Optimal stopping criteria for reward proportional to average roll of an $m$-sided dice

55 Views Asked by At

Consider an $m$-sided dice. It can be rolled as many times as we wish. When we stop, we receive a reward equal to the average roll until that point. I would like to find out the optimal threshold (once the current average exceeds it, we stop rolling) that will maximize the expected reward.

From simulation, I get the following results for a $6$-sided dice.

threshold (θ)           Expected return (x)
4.1                     4.389 < x < 4.39
4                       4.396 < x < 4.397
3.9                     4.391 < x < 4.392
3.8                     4.3976 < x < 4.398
3.7                     4.397 < x < 4.3978

It seems like the optimal threshold lies in $(3.7,3.9)$ for a $6$-sided dice.

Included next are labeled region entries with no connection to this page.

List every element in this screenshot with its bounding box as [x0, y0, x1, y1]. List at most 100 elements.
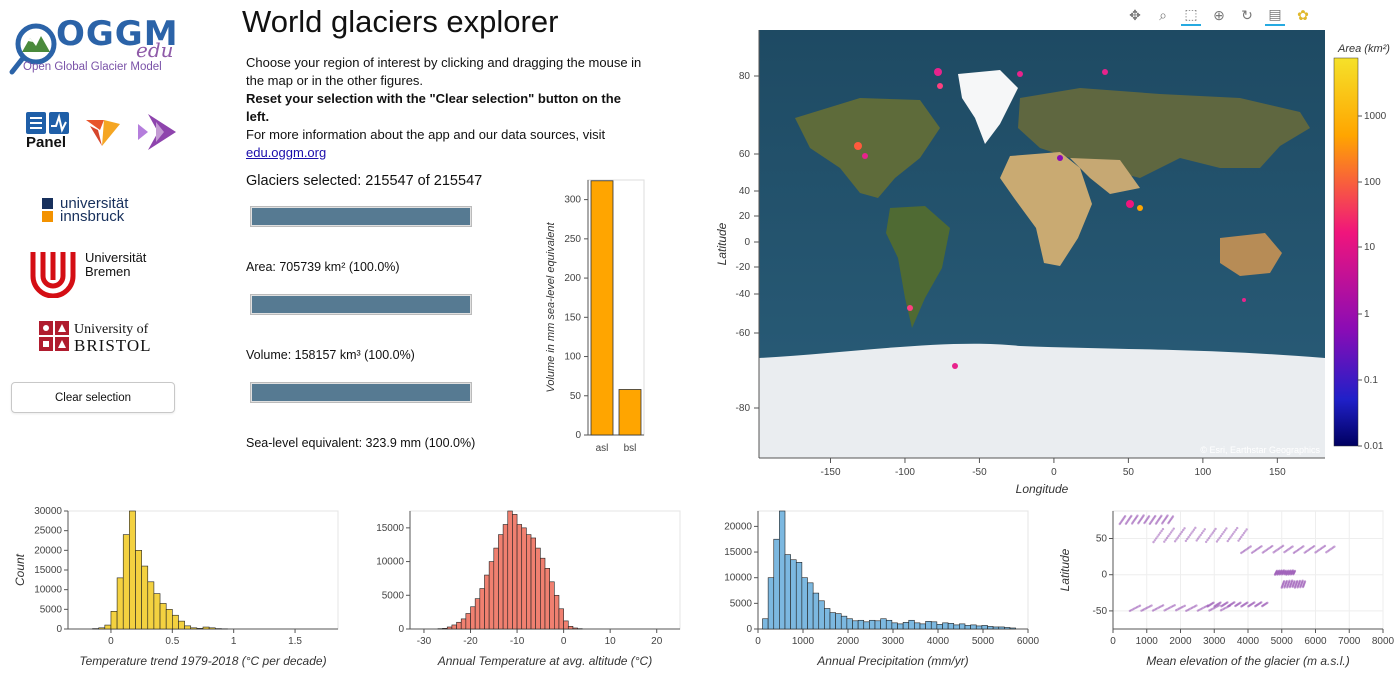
hist-bar[interactable]	[981, 625, 988, 630]
box-select-icon[interactable]: ⬚	[1181, 4, 1201, 26]
hist-bar[interactable]	[824, 608, 831, 630]
hist-bar[interactable]	[159, 603, 167, 630]
hist-bar[interactable]	[110, 611, 118, 630]
hist-bar[interactable]	[153, 593, 161, 630]
hist-bar[interactable]	[456, 621, 462, 630]
hist-bar[interactable]	[807, 582, 814, 630]
hist-bar[interactable]	[767, 577, 775, 630]
hist-bar[interactable]	[762, 618, 769, 630]
hist-bar[interactable]	[141, 565, 149, 630]
hist-bar[interactable]	[829, 612, 836, 630]
hist-bar[interactable]	[572, 627, 578, 630]
hist-bar[interactable]	[98, 627, 106, 630]
hist-bar[interactable]	[122, 534, 130, 630]
hist-bar[interactable]	[970, 624, 977, 630]
hist-bar[interactable]	[516, 524, 523, 630]
hover-icon[interactable]: ▤	[1265, 4, 1285, 26]
hist-bar[interactable]	[784, 554, 791, 630]
hist-bar[interactable]	[563, 620, 569, 630]
hist-bar[interactable]	[526, 534, 532, 630]
pan-icon[interactable]: ✥	[1129, 6, 1141, 23]
hist-bar[interactable]	[178, 620, 185, 630]
hist-bar[interactable]	[779, 510, 786, 630]
hist-bar[interactable]	[567, 626, 574, 630]
hist-bar[interactable]	[835, 613, 842, 630]
hist-bar[interactable]	[795, 562, 803, 630]
hist-bar[interactable]	[196, 628, 204, 630]
hist-bar[interactable]	[919, 623, 926, 630]
hist-bar[interactable]	[790, 559, 797, 630]
hist-bar[interactable]	[880, 618, 887, 630]
hist-bar[interactable]	[202, 626, 210, 630]
hist-bar[interactable]	[936, 624, 943, 630]
hist-bar[interactable]	[891, 622, 898, 630]
hist-bar[interactable]	[172, 614, 179, 630]
hist-bar[interactable]	[184, 625, 192, 630]
hist-bar[interactable]	[869, 619, 876, 630]
world-map[interactable]: © Esri, Earthstar Geographics Area (km²)…	[700, 28, 1400, 500]
hist-bar[interactable]	[474, 598, 481, 630]
hist-bar[interactable]	[442, 628, 448, 630]
hist-bar[interactable]	[479, 588, 485, 630]
hist-bar[interactable]	[992, 626, 1000, 630]
annual-temp-histogram[interactable]: 0 5000 10000 15000 -30 -20 -10 0 10 20 Annual Temp…	[352, 505, 692, 673]
hist-bar[interactable]	[535, 547, 541, 630]
hist-bar[interactable]	[953, 624, 960, 630]
hist-bar[interactable]	[908, 619, 915, 630]
hist-bar[interactable]	[512, 514, 518, 630]
hist-bar[interactable]	[914, 622, 921, 630]
hist-bar[interactable]	[840, 615, 848, 630]
hist-bar[interactable]	[446, 626, 453, 630]
hist-bar[interactable]	[975, 625, 983, 630]
hist-bar[interactable]	[530, 537, 536, 630]
hist-bar[interactable]	[874, 620, 881, 630]
hist-bar[interactable]	[554, 594, 560, 630]
oggm-edu-link[interactable]: edu.oggm.org	[246, 145, 327, 160]
hist-bar[interactable]	[773, 538, 780, 630]
hist-bar[interactable]	[521, 527, 527, 630]
hist-bar[interactable]	[964, 625, 971, 630]
volume-bar-asl[interactable]	[590, 180, 614, 436]
wheel-zoom-icon[interactable]: ⊕	[1213, 6, 1225, 23]
hist-bar[interactable]	[540, 557, 546, 630]
hist-bar[interactable]	[959, 623, 966, 630]
clear-selection-button[interactable]: Clear selection	[11, 382, 175, 413]
hist-bar[interactable]	[470, 606, 476, 630]
hist-bar[interactable]	[465, 613, 471, 630]
hist-bar[interactable]	[902, 622, 910, 630]
hist-bar[interactable]	[165, 609, 173, 630]
hist-bar[interactable]	[129, 510, 136, 630]
hist-bar[interactable]	[116, 577, 124, 630]
hist-bar[interactable]	[863, 621, 870, 630]
hist-bar[interactable]	[852, 620, 859, 630]
hist-bar[interactable]	[544, 568, 550, 630]
hist-bar[interactable]	[502, 524, 509, 630]
zoom-icon[interactable]: ⌕	[1159, 6, 1167, 23]
hist-bar[interactable]	[998, 626, 1005, 630]
volume-chart[interactable]: 0 50 100 150 200 250 300 asl bsl Volume in mm sea…	[538, 172, 658, 462]
hist-bar[interactable]	[135, 550, 142, 630]
hist-bar[interactable]	[930, 621, 938, 630]
hist-bar[interactable]	[801, 577, 808, 630]
reset-icon[interactable]: ↻	[1241, 6, 1253, 23]
hist-bar[interactable]	[549, 581, 555, 630]
hist-bar[interactable]	[488, 561, 495, 630]
bokeh-logo-icon[interactable]: ✿	[1297, 6, 1309, 23]
hist-bar[interactable]	[947, 623, 955, 630]
hist-bar[interactable]	[812, 592, 820, 630]
hist-bar[interactable]	[925, 621, 932, 630]
hist-bar[interactable]	[498, 534, 504, 630]
hist-bar[interactable]	[818, 600, 825, 630]
hist-bar[interactable]	[451, 624, 457, 630]
hist-bar[interactable]	[460, 618, 467, 630]
hist-bar[interactable]	[885, 619, 893, 630]
hist-bar[interactable]	[147, 581, 155, 630]
hist-bar[interactable]	[507, 510, 513, 630]
precipitation-histogram[interactable]: 0 5000 10000 15000 20000 0 1000 2000 3000 4000 500…	[700, 505, 1045, 673]
hist-bar[interactable]	[942, 622, 949, 630]
hist-bar[interactable]	[493, 547, 499, 630]
hist-bar[interactable]	[1004, 627, 1011, 630]
temp-trend-histogram[interactable]: 0 5000 10000 15000 20000 25000 30000 0 0.5 1 1.5 Te…	[10, 505, 350, 673]
volume-bar-bsl[interactable]	[618, 389, 642, 436]
hist-bar[interactable]	[987, 626, 994, 630]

My first approach was to find the probability of exceeding a threshold $\theta$ by rolling an $m$-sided dice $n$ times. Let's denote it by $P(m,n,\theta)$. It can be calculated as $$P(m,n,\theta)=\frac{1}{m^n}\sum_{s=\lceil n\theta \rceil}^{mn}\sum_{k=0}^{\lfloor\frac{s-n}{m}\rfloor}(-1)^k\binom{n}{k}\binom{s-mk-1}{n-1}$$ The probability that we need to roll the $m$-dice exactly $n$ times to exceed the threshold is denoted by $Q(m,n,\theta)$. For example, $Q(6,3,3.8)=9/216=1/24$, as these are the $9$ possible sequences of $6$-dice rolls where the average threshold $3.8$ is exceeded exactly after $3$ rolls.

(1,5,6),(1,6,5),(1,6,6),(2,4,6),(2,5,5),(2,5,6),(3,3,6),(3,4,5),(3,4,6)

We denote the expected reward if we end rolling after $n$ rounds (at that point the threshold $\theta$ has been exceeded) by $R(m,n,\theta)$. So, the overall reward $R(m,\theta)$ can be calculated as $$R(m,\theta)=\sum_{n=1}^{\infty}Q(m,n,\theta)R(m,n,\theta)$$ I am not sure how to derive a closed form expression for $Q(m,n,\theta)$ and $R(m,n,\theta)$. If we manage to find the expression, we can possibly use some form of searching method to find the value of $\theta$ that maximizes $R(m,\theta)$.

I shall appreciate any help I can get from this community.